Come altro spiegare, altrimenti, la pervicacia con cui, da alcuni mesi, l’intero gotha democratico si è scatenato a demolire ogni ipotesi di ritorno alla legge elettorale proporzionale, evidentemente l’unica prospettiva razionale – nella situazione politica che si va configurando – attraverso cui provare a mettere in sicurezza la democrazia costituzionale?
Ad Arturo Parisi («riproporre la vocazione maggioritaria è un dovere … l’approdo della politica è il governo e non la semplice rappresentanza»: Democratica.com, 26.6.2019) ha subito fatto eco Romano Prodi («una legge elettorale non è fatta per fotografare il Paese, ma per dargli una maggioranza di governo»: Corriere della Sera, 4.9.2019); poi è stata la volta di Walter Veltroni («se noi torniamo al proporzionale, sarà il festival della frammentazione. … Il Paese ha bisogno di governabilità»: Cartabianca, 11.9.2019). Buon ultimo è arrivato, su queste pagine, Enrico Morando (25.10.2019). Intervistato sull’opportunità di adottare una legge elettorale proporzionale, ha negato con decisione: «questo crea le condizioni per non avere, nel campo del centrosinistra, una formazione dotata di vocazione maggioritaria». Difficile riuscire a essere meno tempestivi: nemmeno 48 ore dopo, le elezioni umbre proiettavano Lega e Fratelli d’Italia, da soli, a un passo dal 50%. Mentre il Pd continua a inseguire la vocazione maggioritaria, la destra estrema è oramai a un passo dal realizzarla.

E’ una situazione drammatica. A destra c’è una proposta politica orribile e pericolosa, ma chiaramente individuabile. Dall’altra parte non c’è nulla di analogo: l’unica cosa evidente è una disperata alleanza difensiva finalizzata ad allontanare il più possibile il momento della resa dei conti. Per impedire a Salvini di riprendersi con gli interessi il governo perduto in agosto ci vorrebbero politiche capaci di tagliare l’erba sotto i piedi del populismo. C’è qualcuno disposto a scommettere che è quanto avverrà nei prossimi mesi?

L’auspicio, naturalmente, è di perdere la scommessa. Nell’attesa che si realizzi il miracolo, tuttavia, è indispensabile mettere in sicurezza della democrazia. Possibile che la coalizione di governo sia insensibile a questo argomento? Dal punto di vista democratico, non si tratta di alterare alcunché.
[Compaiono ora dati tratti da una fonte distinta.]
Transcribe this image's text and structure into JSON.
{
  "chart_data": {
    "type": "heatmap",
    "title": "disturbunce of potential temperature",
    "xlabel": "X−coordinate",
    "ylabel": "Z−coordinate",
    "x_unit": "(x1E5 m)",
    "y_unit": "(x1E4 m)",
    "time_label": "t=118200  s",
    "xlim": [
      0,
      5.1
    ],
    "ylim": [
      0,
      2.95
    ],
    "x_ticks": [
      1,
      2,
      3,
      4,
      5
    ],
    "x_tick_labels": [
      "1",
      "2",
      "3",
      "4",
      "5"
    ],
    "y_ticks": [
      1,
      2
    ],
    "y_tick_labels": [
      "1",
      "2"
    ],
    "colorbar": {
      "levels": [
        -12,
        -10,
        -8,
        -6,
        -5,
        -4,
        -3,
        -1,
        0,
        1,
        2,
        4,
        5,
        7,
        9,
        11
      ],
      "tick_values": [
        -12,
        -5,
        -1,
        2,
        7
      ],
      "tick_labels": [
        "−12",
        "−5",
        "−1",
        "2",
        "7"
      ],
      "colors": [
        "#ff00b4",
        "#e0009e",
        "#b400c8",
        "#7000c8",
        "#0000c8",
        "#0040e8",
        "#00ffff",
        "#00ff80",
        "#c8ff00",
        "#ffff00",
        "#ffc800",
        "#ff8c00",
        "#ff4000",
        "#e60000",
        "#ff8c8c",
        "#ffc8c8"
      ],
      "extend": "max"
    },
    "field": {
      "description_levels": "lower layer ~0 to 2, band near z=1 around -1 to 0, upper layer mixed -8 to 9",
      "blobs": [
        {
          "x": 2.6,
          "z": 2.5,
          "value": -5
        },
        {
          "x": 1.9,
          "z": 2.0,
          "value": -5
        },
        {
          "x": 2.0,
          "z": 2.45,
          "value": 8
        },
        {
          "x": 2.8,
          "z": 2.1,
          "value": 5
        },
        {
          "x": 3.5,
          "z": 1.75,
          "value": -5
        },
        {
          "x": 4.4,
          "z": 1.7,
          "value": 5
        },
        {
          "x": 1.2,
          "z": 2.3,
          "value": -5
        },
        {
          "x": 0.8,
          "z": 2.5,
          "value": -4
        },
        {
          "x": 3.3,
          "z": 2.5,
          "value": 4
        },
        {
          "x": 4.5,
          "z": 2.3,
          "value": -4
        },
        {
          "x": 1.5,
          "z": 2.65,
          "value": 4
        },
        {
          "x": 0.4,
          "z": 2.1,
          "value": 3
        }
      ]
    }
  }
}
La destra, come tutte le forze politiche, avrà i voti che avrà: ma perché regalarle più seggi di quelli che corrisponderebbero al consenso ottenuto? La legge elettorale proporzionale può essere accusata di molti difetti: dipende dall’idea di democrazia che si assume, soggettivamente, come propria. Ma ha un innegabile pregio oggettivo: dà a ciascuno il suo, senza togliere né regalare niente a nessuno. Sotto questo profilo, è una legge giusta. Tanto più, avendo – così avventatamente e radicalmente – ridotto il numero dei parlamentari.
IL RISCHIO concreto è che, applicando il maggioritario a un Parlamento di queste dimensioni, alle prossime elezioni la destra arrivi non alla maggioranza assoluta, ma ai due terzi dei seggi. Dopodiché i decreti sicurezza, la flat tax, la regionalizzazione dei diritti, la repressione del disagio sociale, l’oscurantismo morale, l’uso politico della religione, ecc. ci sembreranno ben poca cosa: a finire nel mirino sarà direttamente, e integralmente, la Costituzione, senza nemmeno la garanzia del referendum oppositivo a cui appellarsi.